Is remixing legal?

Hello forum members?

How do you view remixing? Some Universities do not applaud it, and I think the defenders of DRM are not over-enthousiastic, but a lot of forms are legit to-day.
Read here: http://ccmixter.org/copyrightcriminals/viewfile/isitlegal.xml
Will this become a fight like analog is free content versus digital is fully controlled content. Is it that harsh in its implications? What are your views? Are you supporting of free culture or do you side up with the bullies that cannot see a shade of grey?
The putting the sources for remixing under lock and barrel:
http://www.oreillynet.com/pub/a/policy/2005/02/24/lessig.html

http://www.technopopmusic.com/

polonus

Well, from what i see it, it’s not gonna take long till legally bought music won’t be legal to listen to anymore. ::slight_smile:

Hi RejZoR,

Yes the situation in the States is getting narrow, how to distribute podcast without “inducing” some listeners to record it on a player and replay, almost impossible?
http://blog.lextext.com/blog/_archives/2005/1/4/225172.html
Has the situation not almost arrived in America, where it will be illegal to save Radio Streams to replay privately. A divison between commercial and recreational private use should be a good escapeway, but is questionable if the greed of to-day allows for that escape route.

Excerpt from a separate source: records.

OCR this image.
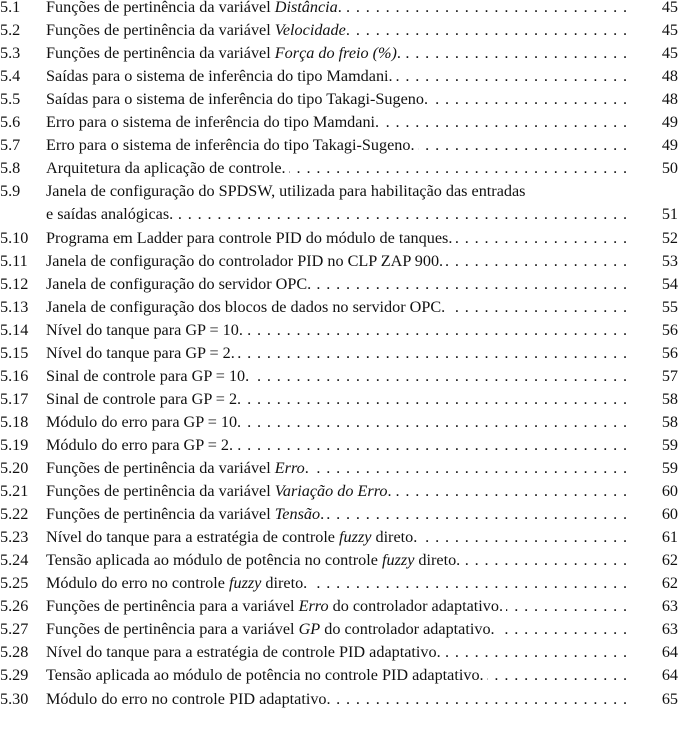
5.1 Funções de pertinência da variável Distância. . . .	45
5.2 Funções de pertinência da variável Velocidade. . . .	45
5.3 Funções de pertinência da variável Força do freio (%). . . .	45
5.4 Saídas para o sistema de inferência do tipo Mamdani. . . .	48
5.5 Saídas para o sistema de inferência do tipo Takagi-Sugeno. . . .	48
5.6 Erro para o sistema de inferência do tipo Mamdani. . . .	49
5.7 Erro para o sistema de inferência do tipo Takagi-Sugeno. . . .	49
5.8 Arquitetura da aplicação de controle. . . .	50
5.9 Janela de configuração do SPDSW, utilizada para habilitação das entradas
e saídas analógicas. . . .	51
5.10 Programa em Ladder para controle PID do módulo de tanques. . . .	52
5.11 Janela de configuração do controlador PID no CLP ZAP 900. . . .	53
5.12 Janela de configuração do servidor OPC. . . .	54
5.13 Janela de configuração dos blocos de dados no servidor OPC. . . .	55
5.14 Nível do tanque para GP = 10. . . .	56
5.15 Nível do tanque para GP = 2. . . .	56
5.16 Sinal de controle para GP = 10. . . .	57
5.17 Sinal de controle para GP = 2. . . .	58
5.18 Módulo do erro para GP = 10. . . .	58
5.19 Módulo do erro para GP = 2. . . .	59
5.20 Funções de pertinência da variável Erro. . . .	59
5.21 Funções de pertinência da variável Variação do Erro. . . .	60
5.22 Funções de pertinência da variável Tensão. . . .	60
5.23 Nível do tanque para a estratégia de controle fuzzy direto. . . .	61
5.24 Tensão aplicada ao módulo de potência no controle fuzzy direto. . . .	62
5.25 Módulo do erro no controle fuzzy direto. . . .	62
5.26 Funções de pertinência para a variável Erro do controlador adaptativo. . . .	63
5.27 Funções de pertinência para a variável GP do controlador adaptativo. . . .	63
5.28 Nível do tanque para a estratégia de controle PID adaptativo. . . .	64
5.29 Tensão aplicada ao módulo de potência no controle PID adaptativo. . . .	64
5.30 Módulo do erro no controle PID adaptativo. . . .	65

The lobbiers for these policies could be compared to some sort of “butchers” that like to chop all the beef, and sell it apiece, even if they come across a racehorse they like to chop and cash in on her piecemeal.

Think what happened within this last decade, they took away kids the ability to “learn through tinkering”. Your pa could take apart a car-engine and learn during the process. The kids of to-day in the virtual arena are confronted with content, that they have to leave alone (licenses, certs, DRM), so innovation and culture comes to a grinding halt. And it gets worse until they turn out “robots” by the millions, and nobody seems to notice anymore.